Menace intérieure en Israël : analyse et appel à une solution politique selon Tamir Pardo, ex-directeur du Mossad
Tamir Pardo, figure historique du renseignement israélien et ex-directeur du Mossad (2011-2016), a longtemps évolué dans l’ombre au cœur des services secrets. Retiré du service, il est devenu l’un des critiques les plus clairement posés envers le Premier ministre en exercice.
Lors d’un entretien diffusé dans l’émission Tout un monde sur RTS, il affirme que la guerre à Gaza n’est plus porteuse de sens et qu’elle entraîne un lourd bilan humain, financier et stratégique. Il rappelle que des erreurs ont été commises et que leur coût conduit, selon lui, à remettre en question la poursuite de l’offensive et à chercher une approche différente face à Gaza.
Une analyse de la guerre à Gaza et ses implications
Parfois présenté comme une proposition de paix, le raisonnement de Tamir Pardo est climatique sur deux plans: il critique l’idée d’agir uniquement par le soutien à un groupe considéré comme terroriste et il propose une lecture selon laquelle l’adversaire aurait délibérément recherché l’escalade. Il affirme que les Européens voient une catastrophe, mais que, d’un point de vue local, l’objectif des dirigeants adverses était de poursuivre le conflit; selon lui, les parties opposées auraient été prêtes à s’engager jusqu’au dernier pouvoir militaire, ce qui, selon lui, représente un piège bien pensé.
Il précise aussi que l’observation de la situation par d’autres acteurs internationaux ne peut pas être réduite à une responsabilité israélienne unique et rappelle que des éléments furent perçus comme une stratégie de l’autre camp pour maintenir l’escalade.
Une solution politique comme voie de sortie
Sur le volet sécuritaire, l’ancien chef du Mossad déplore ce qu’il décrit comme des choix politiques répétés au fil des années. Il soutient qu’“acheter la paix” en finançant des acteurs hostiles ne peut pas fonctionner et que la ténacité d’un conflit n’est pas garantie d’évoluer favorablement par la dissuasion seule. Pour lui, la fin de la guerre ne peut venir que d’une solution politique, impliquant les deux parties et une rupture avec l’optique de confrontation permanente.
Il rappelle aussi l’enjeu démographique: entre la Méditerranée et la vallée du Jourdain vivent environ 15 millions de personnes, 55% juifs et 45% non juifs. La question qui se pose, selon lui, est celle d’une solution durable pour ce territoire et non d’un simple maintien du statu quo, faute de quoi la souffrance persistera des deux côtés.

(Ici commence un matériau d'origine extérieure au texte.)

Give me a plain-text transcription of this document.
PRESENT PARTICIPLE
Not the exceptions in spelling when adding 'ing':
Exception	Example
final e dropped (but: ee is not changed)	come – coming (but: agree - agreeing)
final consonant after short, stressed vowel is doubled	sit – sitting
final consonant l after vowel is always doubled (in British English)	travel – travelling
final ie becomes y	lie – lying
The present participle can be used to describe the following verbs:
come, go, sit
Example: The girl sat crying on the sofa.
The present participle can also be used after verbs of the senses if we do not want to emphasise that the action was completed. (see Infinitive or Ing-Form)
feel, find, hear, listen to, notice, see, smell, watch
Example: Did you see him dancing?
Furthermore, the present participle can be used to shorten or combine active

Au XXIe siècle, Tamir Pardo appelle à une sagesse accrue et à une réorientation de l’identité de la « start-up nation ». Il plaide pour une véritable solution qui transcende le statu quo, avertissant que persister dans le conflit conduirait à un bain de sang que même les partisans de la sécurité ne souhaitent pas.
Fractures profondes et leadership
En septembre 2023, il avait provoqué une polémique en parlant de la situation en Cisjordanie comme d’un cadre relevant de l’« apartheid ». Deux années plus tard, il réaffirme son point de vue: plus de deux millions de Palestiniens y vivent, et l’établissement de droits équivalents pour tous est une condition essentielle, faute de quoi le pays pourrait voir sa nature même remise en question. Cette position est présentée comme un choix sur l’avenir du pays et l’identité nationale.
Selon lui, la société israélienne est profondément divisée et nécessite un nouveau leadership, plus tôt que tard, capable de rassembler l’ensemble des sensibilités, y compris les populations non juives. Le constat est celui d’une fracture qui dépasse les simples frontières et qui pourrait mettre en péril la cohésion nationale si elle n’est pas abordée autrement.
Division interne et appel à l’unité
Pour Pardo, le danger majeur ne réside pas uniquement dans les menaces extérieures, mais dans les clivages internes qui fragilisent la société. Il affirme ne craindre personne à l’extérieur et insiste sur le fait que, lorsque la société est déchirée, le danger intérieur devient prioritaire. Il appelle à un sursaut collectif et à un leadership capable de soigner ces blessures et d’inclure l’ensemble des habitants dans une perspective commune.